Man, 21, pleads guilty in Charles County arsons


One of five men accused of setting a string of residential arson fires in Charles County gave up his right to a second trial yesterday, agreeing to a prison sentence of at least five years.

Michael McIntosh Everhart, 21, of Waldorf, pleaded guilty yesterday to conspiracy to commit arson in connection with fires at 35 homes under construction in the Hunters Brooke development in December 2004. Authorities have said it was the largest residential arson in state history.

According to court papers, Everhart plotted with Patrick Walsh, 21, of Fort Washington; Jeremy Parady, 22, of Accokeek; and Aaron Speed, 22, and Roy McCann, 23, both of Waldorf.

In the early-morning hours of Dec. 6, 2004, Everhart was part of a group that traveled to Hunters Brooke. The men poured flammable materials into containers and placed the containers in and around the houses. None of the targeted homes was occupied at the time.

No single motive can explain why arsonists set fire to Hunters Brooke and caused about $10 million in damage, according to law enforcement officials.

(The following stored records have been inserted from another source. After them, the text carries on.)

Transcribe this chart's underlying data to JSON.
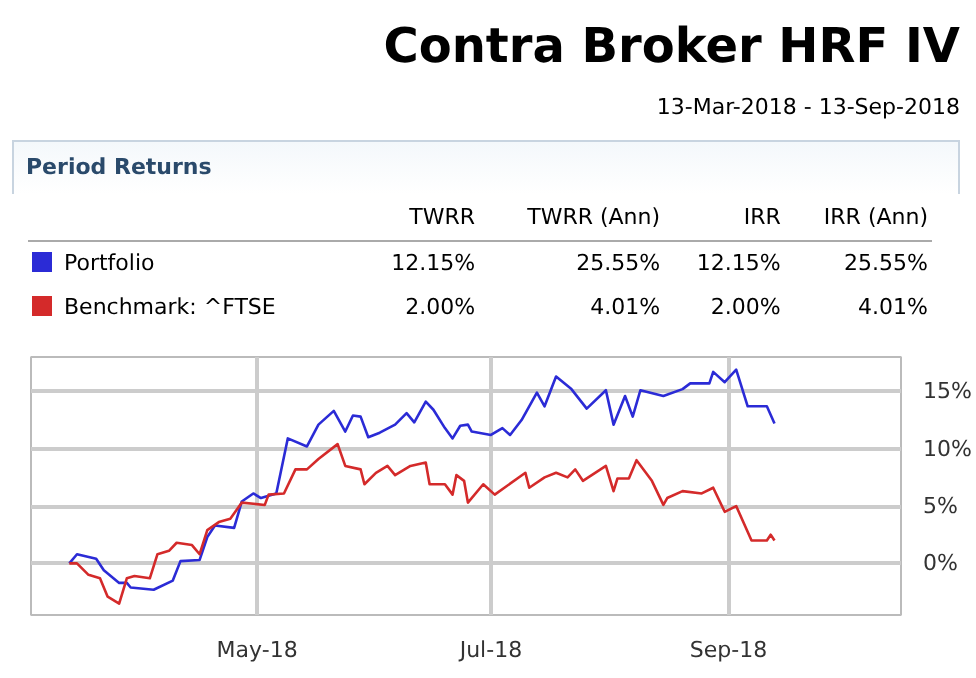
{
  "chart_data": {
    "type": "line",
    "title": "Contra Broker HRF IV",
    "subtitle": "13-Mar-2018 - 13-Sep-2018",
    "annotations": [
      "Period Returns",
      "TWRR",
      "TWRR (Ann)",
      "IRR",
      "IRR (Ann)",
      "12.15%",
      "25.55%",
      "12.15%",
      "25.55%",
      "2.00%",
      "4.01%",
      "2.00%",
      "4.01%"
    ],
    "legend": "top",
    "grid": true,
    "line_style": "solid",
    "xlim": [
      "2018-03-03",
      "2018-10-16"
    ],
    "xticks": [
      {
        "value": "2018-05-01",
        "label": "May-18"
      },
      {
        "value": "2018-07-01",
        "label": "Jul-18"
      },
      {
        "value": "2018-09-01",
        "label": "Sep-18"
      }
    ],
    "ylim": [
      -4.5,
      18
    ],
    "yticks": [
      {
        "value": 0,
        "label": "0%"
      },
      {
        "value": 5,
        "label": "5%"
      },
      {
        "value": 10,
        "label": "10%"
      },
      {
        "value": 15,
        "label": "15%"
      }
    ],
    "series": [
      {
        "name": "Portfolio",
        "color": "#2b2bd6",
        "x": [
          "2018-03-13",
          "2018-03-15",
          "2018-03-20",
          "2018-03-22",
          "2018-03-26",
          "2018-03-28",
          "2018-03-29",
          "2018-04-04",
          "2018-04-09",
          "2018-04-11",
          "2018-04-16",
          "2018-04-18",
          "2018-04-20",
          "2018-04-25",
          "2018-04-27",
          "2018-04-30",
          "2018-05-02",
          "2018-05-06",
          "2018-05-09",
          "2018-05-14",
          "2018-05-17",
          "2018-05-21",
          "2018-05-24",
          "2018-05-26",
          "2018-05-28",
          "2018-05-30",
          "2018-06-02",
          "2018-06-06",
          "2018-06-09",
          "2018-06-11",
          "2018-06-14",
          "2018-06-16",
          "2018-06-19",
          "2018-06-21",
          "2018-06-23",
          "2018-06-25",
          "2018-06-26",
          "2018-07-01",
          "2018-07-04",
          "2018-07-06",
          "2018-07-09",
          "2018-07-13",
          "2018-07-15",
          "2018-07-18",
          "2018-07-22",
          "2018-07-26",
          "2018-07-31",
          "2018-08-02",
          "2018-08-05",
          "2018-08-07",
          "2018-08-09",
          "2018-08-15",
          "2018-08-20",
          "2018-08-22",
          "2018-08-27",
          "2018-08-28",
          "2018-08-31",
          "2018-09-03",
          "2018-09-06",
          "2018-09-11",
          "2018-09-13"
        ],
        "values": [
          0,
          0.8,
          0.4,
          -0.6,
          -1.7,
          -1.7,
          -2.1,
          -2.3,
          -1.5,
          0.2,
          0.3,
          2.3,
          3.3,
          3.1,
          5.4,
          6.1,
          5.7,
          6.1,
          10.9,
          10.2,
          12.1,
          13.3,
          11.5,
          12.9,
          12.8,
          11.0,
          11.4,
          12.1,
          13.1,
          12.3,
          14.1,
          13.4,
          11.8,
          10.9,
          12.0,
          12.1,
          11.5,
          11.2,
          11.8,
          11.2,
          12.5,
          14.9,
          13.7,
          16.3,
          15.2,
          13.5,
          15.1,
          12.1,
          14.6,
          12.8,
          15.1,
          14.6,
          15.2,
          15.7,
          15.7,
          16.7,
          15.8,
          16.9,
          13.7,
          13.7,
          12.2
        ]
      },
      {
        "name": "Benchmark: ^FTSE",
        "color": "#d42a2a",
        "x": [
          "2018-03-13",
          "2018-03-15",
          "2018-03-18",
          "2018-03-21",
          "2018-03-23",
          "2018-03-26",
          "2018-03-28",
          "2018-03-30",
          "2018-04-03",
          "2018-04-05",
          "2018-04-08",
          "2018-04-10",
          "2018-04-14",
          "2018-04-16",
          "2018-04-18",
          "2018-04-21",
          "2018-04-24",
          "2018-04-27",
          "2018-05-03",
          "2018-05-04",
          "2018-05-08",
          "2018-05-11",
          "2018-05-14",
          "2018-05-17",
          "2018-05-22",
          "2018-05-24",
          "2018-05-28",
          "2018-05-29",
          "2018-06-01",
          "2018-06-04",
          "2018-06-06",
          "2018-06-10",
          "2018-06-14",
          "2018-06-15",
          "2018-06-19",
          "2018-06-21",
          "2018-06-22",
          "2018-06-24",
          "2018-06-25",
          "2018-06-29",
          "2018-07-02",
          "2018-07-10",
          "2018-07-11",
          "2018-07-15",
          "2018-07-18",
          "2018-07-21",
          "2018-07-23",
          "2018-07-25",
          "2018-07-31",
          "2018-08-02",
          "2018-08-03",
          "2018-08-06",
          "2018-08-08",
          "2018-08-12",
          "2018-08-15",
          "2018-08-16",
          "2018-08-20",
          "2018-08-25",
          "2018-08-28",
          "2018-08-31",
          "2018-09-03",
          "2018-09-07",
          "2018-09-11",
          "2018-09-12",
          "2018-09-13"
        ],
        "values": [
          0,
          0,
          -1.0,
          -1.3,
          -2.9,
          -3.5,
          -1.3,
          -1.1,
          -1.3,
          0.8,
          1.1,
          1.8,
          1.6,
          0.8,
          2.9,
          3.6,
          3.9,
          5.3,
          5.1,
          6.0,
          6.1,
          8.2,
          8.2,
          9.1,
          10.4,
          8.5,
          8.2,
          6.9,
          7.9,
          8.5,
          7.7,
          8.5,
          8.8,
          6.9,
          6.9,
          6.0,
          7.7,
          7.2,
          5.3,
          6.9,
          6.0,
          7.9,
          6.6,
          7.5,
          7.9,
          7.5,
          8.2,
          7.2,
          8.5,
          6.3,
          7.4,
          7.4,
          9.0,
          7.2,
          5.1,
          5.7,
          6.3,
          6.1,
          6.6,
          4.5,
          5.0,
          2.0,
          2.0,
          2.5,
          2.0
        ]
      }
    ]
  }
}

While the arrival of new minority residents in Charles County fueled racist anger in some suspects, others seemed obsessed with igniting a spectacular fire to show the power of a makeshift gang and to attract members, witnesses and prosecutors have said in criminal court proceedings and documents.

Parady and Speed pleaded guilty to conspiracy to commit arson and were sentenced to more than seven and eight years in prison, respectively.

Walsh was convicted in September 2005 of conspiracy to commit arson and of 35 counts of arson, and he was sentenced to 19 1/2 years in prison.

McCann is scheduled for trial in June 2007.

Everhart, whose first trial ended with a hung jury, now faces a mandatory minimum penalty of five years and a maximum penalty of 20 years in prison. U.S. District Judge Roger W. Titus has set sentencing for Sept. 8. The loss attributed to Everhart is more than $3.2 million, prosecutors said.